After my bumpy start to loving art, there is another factor that frequently disrupts my passion. It is the stem of my love-hate relationship with art itself, and this is the concern of creative block.

A creative block is the inability to access one’s creativity, which results in a lack of motivation, creative output, and inspiration. A creative block is common and can affect an individual for an unspecified amount of time. As an artist, creative block is something I have grown accustomed to after creating art for so long.

As a perfectionist, I rarely feel accomplished and proud of a piece. There is always something to fix, such as using the wrong colour, or my drawing might be disproportionate and perhaps not what I had envisioned. Sometimes I get frustrated and restart a drawing to reach a barely acceptable resolution until I give up entirely.
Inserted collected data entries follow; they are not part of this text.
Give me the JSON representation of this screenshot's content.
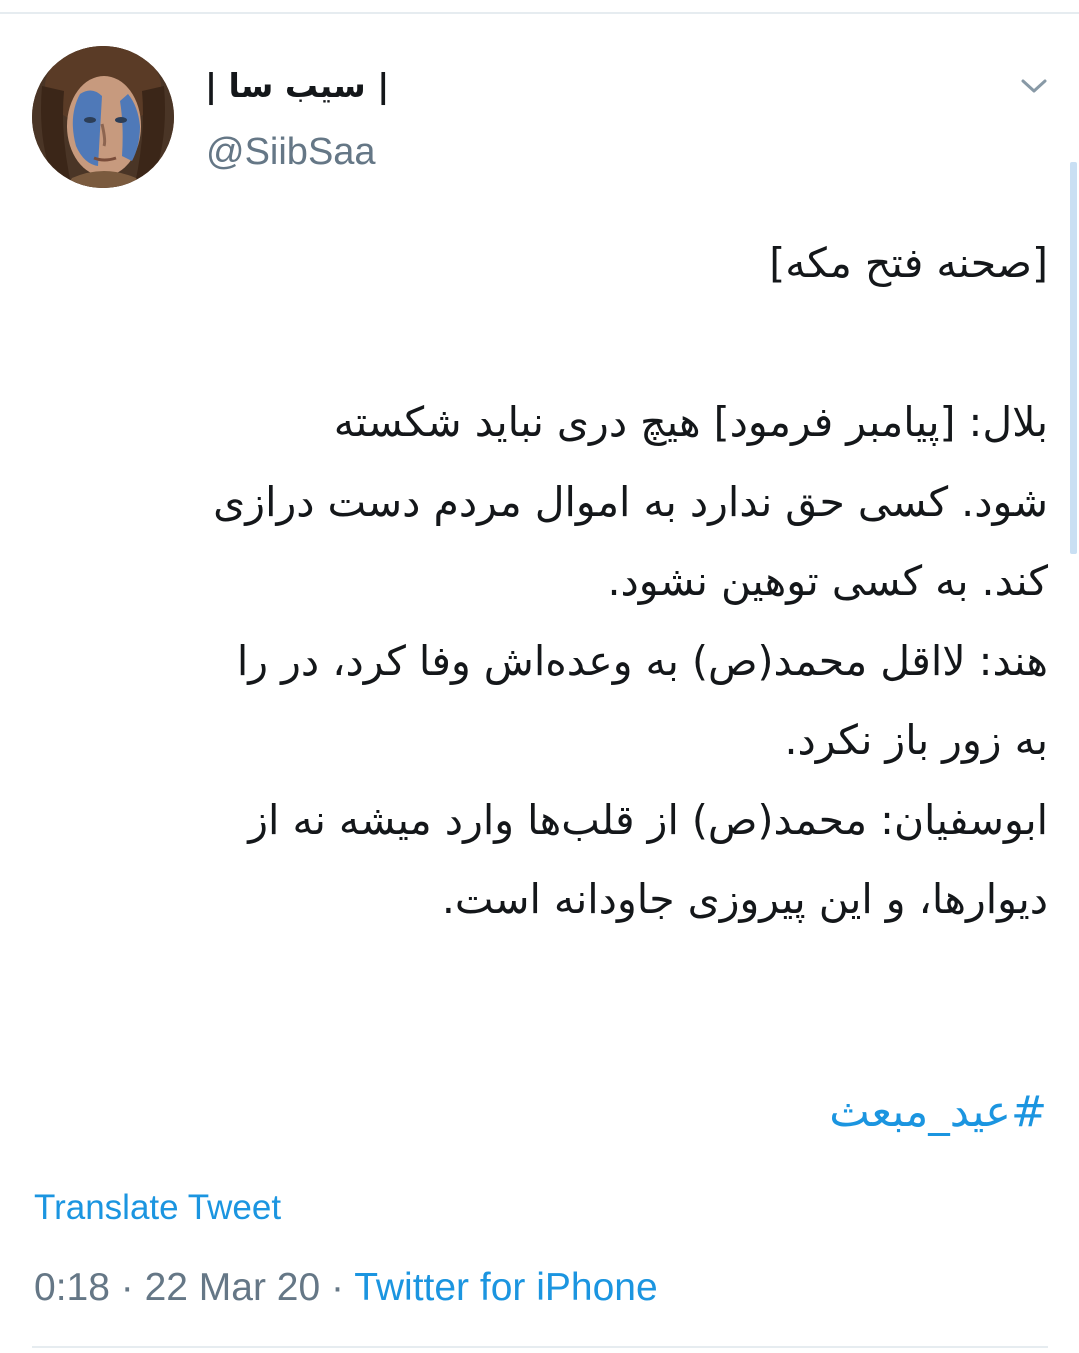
{
  "tweet": {
    "author": {
      "display_name": "| سیب سا |",
      "handle": "@SiibSaa"
    },
    "text_lines": [
      "[صحنه فتح مکه]",
      "",
      "بلال: [پیامبر فرمود] هیچ دری نباید شکسته",
      "شود. کسی حق ندارد به اموال مردم دست درازی",
      "کند. به کسی توهین نشود.",
      "هند: لااقل محمد(ص) به وعده‌اش وفا کرد، در را",
      "به زور باز نکرد.",
      "ابوسفیان: محمد(ص) از قلب‌ها وارد میشه نه از",
      "دیوارها، و این پیروزی جاودانه است."
    ],
    "hashtag": "#عید_مبعث",
    "translate_label": "Translate Tweet",
    "time": "0:18",
    "date": "22 Mar 20",
    "separator": "·",
    "source": "Twitter for iPhone"
  },
  "icons": {
    "menu": "chevron-down-icon",
    "avatar": "profile-avatar"
  },
  "colors": {
    "link": "#1b95e0",
    "secondary": "#657786",
    "text": "#14171a",
    "divider": "#e6ecf0"
  }
}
There are rare instances when I wonder if my passion and creativity will disappear one day, even though I know that my interests and hobbies will change as I grow. But these negative feelings are reasonable due to the creative and abstract nature of art. Art is so open-ended that I sometimes don’t know what I want to do. 

However, the inspiration comes back to me even after a long creative drought, and I remember why I started it in the first place. Even though I had a troublesome start, I grew to enjoy drawing and consider it a part of me, even with all its ups and downs. The passion and sense of accomplishment one has after stepping back to admire an art piece after hours of effort is a feeling that I only get from drawing. I can only think of one thing that will bring me creative freedom and expression like no other, and it’s art.

Sharon is a Grade 11 student in Toronto, Ontario. She enjoys indulging in various activities—photography, baking, drawing, and traveling—sometimes all at the same time. She has had a fascination with Korean culture and media—most notably the music, shows and movies—over the past few years, but her current and most recent passion project is a newly developed interest in true crime.